The four major cell phone providers; Verizon, AT&T, T-Mobile, and Sprint, have scrambled to provide service for the thousands upon thousands of cell phone users jammed into the Washington D.C. area for today’s inauguration and the weekend festivities.
With cell phone ownership jumping from 35% back in 2012, when Obama was inaugurated, to 72% now in 2017, the phone service providers are pulling out all the tricks to help keep their people talking, tweeting, broadcasting, and sharing.
All four cell service providers have deployed technology along the National Mall in Washington D.C. to strengthen their networks in anticipation of the insane amount of expected data usage this weekend.
According to The Hill, the providers are breaking out “Cells on Wheels (COW),” portable cell antennas mounted on semi-tractor trailers that will be parked along the mall roadways to boost the capacity for their customers’ data usage.
“The COW antennas are attached to tall poles on trailers and look like white cheese wheels.”
Verizon also broke out their newest “Remote Electrical Tilt antennas,” which allow network engineers to adjust the capacity by following the constantly moving crowds.
Other providers have installed permanent network upgrades in the city and are also setting up temporary Wi-Fi hotspots.
AT&T spent about “$15 million on its network enhancements” for the inauguration.
Comcast, a cable and phone provider, announced this week that it was “installing 6,800 free hotspots that will be accessible even to those who are not customers”. Comcast stated these temporary hotspots would be open through Jan. 26th.
City officials are expecting a crowd of about a million people to attend the inauguration, not including the protesters.
The Hill reports that, in December, “Access Now, a digital human rights group, sent a letter to the major wireless carriers outlining their concerns that the networks would be overwhelmed and congested, thereby preventing protesters and journalists from documenting the demonstrations.”
In the letter, Access Now wrote, “We urge you to be prepared for a range of threats to the rights of your users, and to ensure that your company provides adequate network coverage throughout the duration of the demonstrations.
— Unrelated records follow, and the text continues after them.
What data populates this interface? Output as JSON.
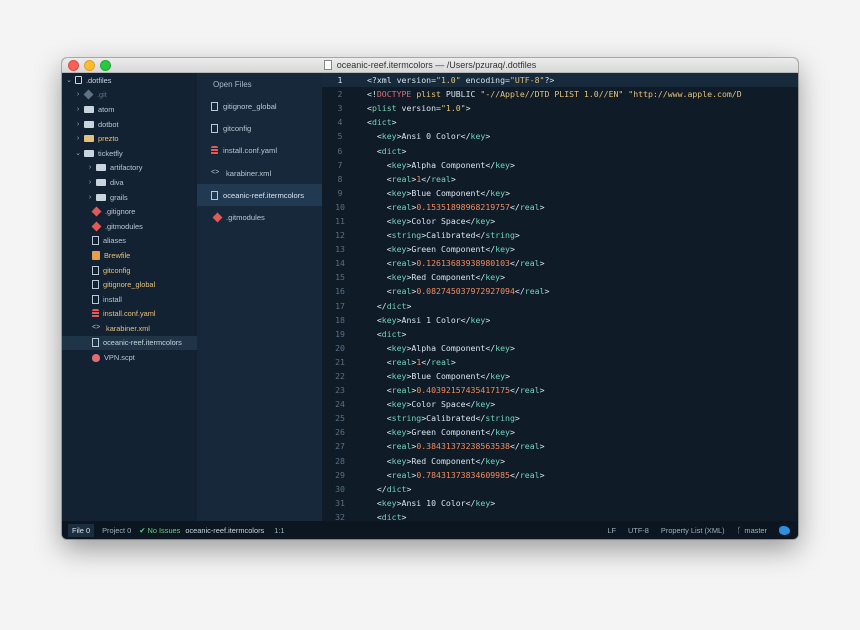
{
  "window": {
    "title": "oceanic-reef.itermcolors — /Users/pzuraq/.dotfiles"
  },
  "tree": {
    "items": [
      {
        "label": ".dotfiles",
        "chev": "⌄",
        "icon": "repo",
        "indent": 3,
        "color": "#c8d4de"
      },
      {
        "label": ".git",
        "chev": "›",
        "icon": "diamond",
        "indent": 12,
        "color": "#5f7283",
        "iconColor": "#5f7283"
      },
      {
        "label": "atom",
        "chev": "›",
        "icon": "folder",
        "indent": 12,
        "color": "#b8c7d4"
      },
      {
        "label": "dotbot",
        "chev": "›",
        "icon": "folder",
        "indent": 12,
        "color": "#b8c7d4"
      },
      {
        "label": "prezto",
        "chev": "›",
        "icon": "folder-yellow",
        "indent": 12,
        "color": "#e5c07b"
      },
      {
        "label": "ticketfly",
        "chev": "⌄",
        "icon": "folder",
        "indent": 12,
        "color": "#b8c7d4"
      },
      {
        "label": "artifactory",
        "chev": "›",
        "icon": "folder",
        "indent": 24,
        "color": "#b8c7d4"
      },
      {
        "label": "diva",
        "chev": "›",
        "icon": "folder",
        "indent": 24,
        "color": "#b8c7d4"
      },
      {
        "label": "grails",
        "chev": "›",
        "icon": "folder",
        "indent": 24,
        "color": "#b8c7d4"
      },
      {
        "label": ".gitignore",
        "chev": "",
        "icon": "diamond",
        "indent": 20,
        "color": "#b8c7d4",
        "iconColor": "#e05a5a"
      },
      {
        "label": ".gitmodules",
        "chev": "",
        "icon": "diamond",
        "indent": 20,
        "color": "#b8c7d4",
        "iconColor": "#e05a5a"
      },
      {
        "label": "aliases",
        "chev": "",
        "icon": "file",
        "indent": 20,
        "color": "#b8c7d4"
      },
      {
        "label": "Brewfile",
        "chev": "",
        "icon": "brew",
        "indent": 20,
        "color": "#e5c07b"
      },
      {
        "label": "gitconfig",
        "chev": "",
        "icon": "file",
        "indent": 20,
        "color": "#e5c07b"
      },
      {
        "label": "gitignore_global",
        "chev": "",
        "icon": "file",
        "indent": 20,
        "color": "#e5c07b"
      },
      {
        "label": "install",
        "chev": "",
        "icon": "file",
        "indent": 20,
        "color": "#b8c7d4"
      },
      {
        "label": "install.conf.yaml",
        "chev": "",
        "icon": "db",
        "indent": 20,
        "color": "#e5c07b"
      },
      {
        "label": "karabiner.xml",
        "chev": "",
        "icon": "code",
        "indent": 20,
        "color": "#e5c07b"
      },
      {
        "label": "oceanic-reef.itermcolors",
        "chev": "",
        "icon": "file",
        "indent": 20,
        "color": "#c8d4de",
        "selected": true
      },
      {
        "label": "VPN.scpt",
        "chev": "",
        "icon": "apple",
        "indent": 20,
        "color": "#b8c7d4"
      }
    ]
  },
  "open_files": {
    "header": "Open Files",
    "items": [
      {
        "label": "gitignore_global",
        "icon": "file"
      },
      {
        "label": "gitconfig",
        "icon": "file"
      },
      {
        "label": "install.conf.yaml",
        "icon": "db"
      },
      {
        "label": "karabiner.xml",
        "icon": "code"
      },
      {
        "label": "oceanic-reef.itermcolors",
        "icon": "file",
        "active": true
      },
      {
        "label": ".gitmodules",
        "icon": "diamond"
      }
    ]
  },
  "editor": {
    "current_line": 1,
    "colors": {
      "text": "#d7e3ec",
      "tag": "#6fd3b8",
      "string": "#e5c07b",
      "number": "#f08a5d",
      "keyword": "#e06c75",
      "plain": "#d7e3ec"
    },
    "lines": [
      [
        [
          "plain",
          "<?xml version="
        ],
        [
          "string",
          "\"1.0\""
        ],
        [
          "plain",
          " encoding="
        ],
        [
          "string",
          "\"UTF-8\""
        ],
        [
          "plain",
          "?>"
        ]
      ],
      [
        [
          "plain",
          "<!"
        ],
        [
          "keyword",
          "DOCTYPE"
        ],
        [
          "plain",
          " "
        ],
        [
          "string",
          "plist"
        ],
        [
          "plain",
          " PUBLIC "
        ],
        [
          "string",
          "\"-//Apple//DTD PLIST 1.0//EN\""
        ],
        [
          "plain",
          " "
        ],
        [
          "string",
          "\"http://www.apple.com/D"
        ]
      ],
      [
        [
          "plain",
          "<"
        ],
        [
          "tag",
          "plist"
        ],
        [
          "plain",
          " version="
        ],
        [
          "string",
          "\"1.0\""
        ],
        [
          "plain",
          ">"
        ]
      ],
      [
        [
          "plain",
          "<"
        ],
        [
          "tag",
          "dict"
        ],
        [
          "plain",
          ">"
        ]
      ],
      [
        [
          "plain",
          "  <"
        ],
        [
          "tag",
          "key"
        ],
        [
          "plain",
          ">Ansi 0 Color</"
        ],
        [
          "tag",
          "key"
        ],
        [
          "plain",
          ">"
        ]
      ],
      [
        [
          "plain",
          "  <"
        ],
        [
          "tag",
          "dict"
        ],
        [
          "plain",
          ">"
        ]
      ],
      [
        [
          "plain",
          "    <"
        ],
        [
          "tag",
          "key"
        ],
        [
          "plain",
          ">Alpha Component</"
        ],
        [
          "tag",
          "key"
        ],
        [
          "plain",
          ">"
        ]
      ],
      [
        [
          "plain",
          "    <"
        ],
        [
          "tag",
          "real"
        ],
        [
          "plain",
          ">"
        ],
        [
          "number",
          "1"
        ],
        [
          "plain",
          "</"
        ],
        [
          "tag",
          "real"
        ],
        [
          "plain",
          ">"
        ]
      ],
      [
        [
          "plain",
          "    <"
        ],
        [
          "tag",
          "key"
        ],
        [
          "plain",
          ">Blue Component</"
        ],
        [
          "tag",
          "key"
        ],
        [
          "plain",
          ">"
        ]
      ],
      [
        [
          "plain",
          "    <"
        ],
        [
          "tag",
          "real"
        ],
        [
          "plain",
          ">"
        ],
        [
          "number",
          "0.15351898968219757"
        ],
        [
          "plain",
          "</"
        ],
        [
          "tag",
          "real"
        ],
        [
          "plain",
          ">"
        ]
      ],
      [
        [
          "plain",
          "    <"
        ],
        [
          "tag",
          "key"
        ],
        [
          "plain",
          ">Color Space</"
        ],
        [
          "tag",
          "key"
        ],
        [
          "plain",
          ">"
        ]
      ],
      [
        [
          "plain",
          "    <"
        ],
        [
          "tag",
          "string"
        ],
        [
          "plain",
          ">Calibrated</"
        ],
        [
          "tag",
          "string"
        ],
        [
          "plain",
          ">"
        ]
      ],
      [
        [
          "plain",
          "    <"
        ],
        [
          "tag",
          "key"
        ],
        [
          "plain",
          ">Green Component</"
        ],
        [
          "tag",
          "key"
        ],
        [
          "plain",
          ">"
        ]
      ],
      [
        [
          "plain",
          "    <"
        ],
        [
          "tag",
          "real"
        ],
        [
          "plain",
          ">"
        ],
        [
          "number",
          "0.12613683938980103"
        ],
        [
          "plain",
          "</"
        ],
        [
          "tag",
          "real"
        ],
        [
          "plain",
          ">"
        ]
      ],
      [
        [
          "plain",
          "    <"
        ],
        [
          "tag",
          "key"
        ],
        [
          "plain",
          ">Red Component</"
        ],
        [
          "tag",
          "key"
        ],
        [
          "plain",
          ">"
        ]
      ],
      [
        [
          "plain",
          "    <"
        ],
        [
          "tag",
          "real"
        ],
        [
          "plain",
          ">"
        ],
        [
          "number",
          "0.082745037972927094"
        ],
        [
          "plain",
          "</"
        ],
        [
          "tag",
          "real"
        ],
        [
          "plain",
          ">"
        ]
      ],
      [
        [
          "plain",
          "  </"
        ],
        [
          "tag",
          "dict"
        ],
        [
          "plain",
          ">"
        ]
      ],
      [
        [
          "plain",
          "  <"
        ],
        [
          "tag",
          "key"
        ],
        [
          "plain",
          ">Ansi 1 Color</"
        ],
        [
          "tag",
          "key"
        ],
        [
          "plain",
          ">"
        ]
      ],
      [
        [
          "plain",
          "  <"
        ],
        [
          "tag",
          "dict"
        ],
        [
          "plain",
          ">"
        ]
      ],
      [
        [
          "plain",
          "    <"
        ],
        [
          "tag",
          "key"
        ],
        [
          "plain",
          ">Alpha Component</"
        ],
        [
          "tag",
          "key"
        ],
        [
          "plain",
          ">"
        ]
      ],
      [
        [
          "plain",
          "    <"
        ],
        [
          "tag",
          "real"
        ],
        [
          "plain",
          ">"
        ],
        [
          "number",
          "1"
        ],
        [
          "plain",
          "</"
        ],
        [
          "tag",
          "real"
        ],
        [
          "plain",
          ">"
        ]
      ],
      [
        [
          "plain",
          "    <"
        ],
        [
          "tag",
          "key"
        ],
        [
          "plain",
          ">Blue Component</"
        ],
        [
          "tag",
          "key"
        ],
        [
          "plain",
          ">"
        ]
      ],
      [
        [
          "plain",
          "    <"
        ],
        [
          "tag",
          "real"
        ],
        [
          "plain",
          ">"
        ],
        [
          "number",
          "0.40392157435417175"
        ],
        [
          "plain",
          "</"
        ],
        [
          "tag",
          "real"
        ],
        [
          "plain",
          ">"
        ]
      ],
      [
        [
          "plain",
          "    <"
        ],
        [
          "tag",
          "key"
        ],
        [
          "plain",
          ">Color Space</"
        ],
        [
          "tag",
          "key"
        ],
        [
          "plain",
          ">"
        ]
      ],
      [
        [
          "plain",
          "    <"
        ],
        [
          "tag",
          "string"
        ],
        [
          "plain",
          ">Calibrated</"
        ],
        [
          "tag",
          "string"
        ],
        [
          "plain",
          ">"
        ]
      ],
      [
        [
          "plain",
          "    <"
        ],
        [
          "tag",
          "key"
        ],
        [
          "plain",
          ">Green Component</"
        ],
        [
          "tag",
          "key"
        ],
        [
          "plain",
          ">"
        ]
      ],
      [
        [
          "plain",
          "    <"
        ],
        [
          "tag",
          "real"
        ],
        [
          "plain",
          ">"
        ],
        [
          "number",
          "0.38431373238563538"
        ],
        [
          "plain",
          "</"
        ],
        [
          "tag",
          "real"
        ],
        [
          "plain",
          ">"
        ]
      ],
      [
        [
          "plain",
          "    <"
        ],
        [
          "tag",
          "key"
        ],
        [
          "plain",
          ">Red Component</"
        ],
        [
          "tag",
          "key"
        ],
        [
          "plain",
          ">"
        ]
      ],
      [
        [
          "plain",
          "    <"
        ],
        [
          "tag",
          "real"
        ],
        [
          "plain",
          ">"
        ],
        [
          "number",
          "0.78431373834609985"
        ],
        [
          "plain",
          "</"
        ],
        [
          "tag",
          "real"
        ],
        [
          "plain",
          ">"
        ]
      ],
      [
        [
          "plain",
          "  </"
        ],
        [
          "tag",
          "dict"
        ],
        [
          "plain",
          ">"
        ]
      ],
      [
        [
          "plain",
          "  <"
        ],
        [
          "tag",
          "key"
        ],
        [
          "plain",
          ">Ansi 10 Color</"
        ],
        [
          "tag",
          "key"
        ],
        [
          "plain",
          ">"
        ]
      ],
      [
        [
          "plain",
          "  <"
        ],
        [
          "tag",
          "dict"
        ],
        [
          "plain",
          ">"
        ]
      ]
    ]
  },
  "statusbar": {
    "file_tab": "File 0",
    "project_tab": "Project 0",
    "no_issues": "✔ No Issues",
    "filename": "oceanic-reef.itermcolors",
    "cursor": "1:1",
    "line_ending": "LF",
    "encoding": "UTF-8",
    "grammar": "Property List (XML)",
    "branch": "master"
  }
}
Proactive preparation will help you enable access to rights, as well as enhance your reputation among users, over this important weekend.”
AT&T responded to Access Now’s letter with a promise to “promote the right of our users to hold and freely share opinions without interference, and to access the full range of ideas and information.”
The authors of the letter, Deji Olukotun and Peter Micek, told The Hill on Thursday, that they were “pleasantly surprised by the responses from the companies.”
Karen Schulz, a Verizon spokeswoman, told The Hill earlier this month when asked if protesters would benefit from the upgrades during and after the inauguration, “The coverage and capacity enhancements as well as the technological advancements to help better serve the crowds — whether temporary or permanent — will be available to everyone using Verizon service in the area. The supplemental mobile solutions in place will remain there the day after the inauguration.”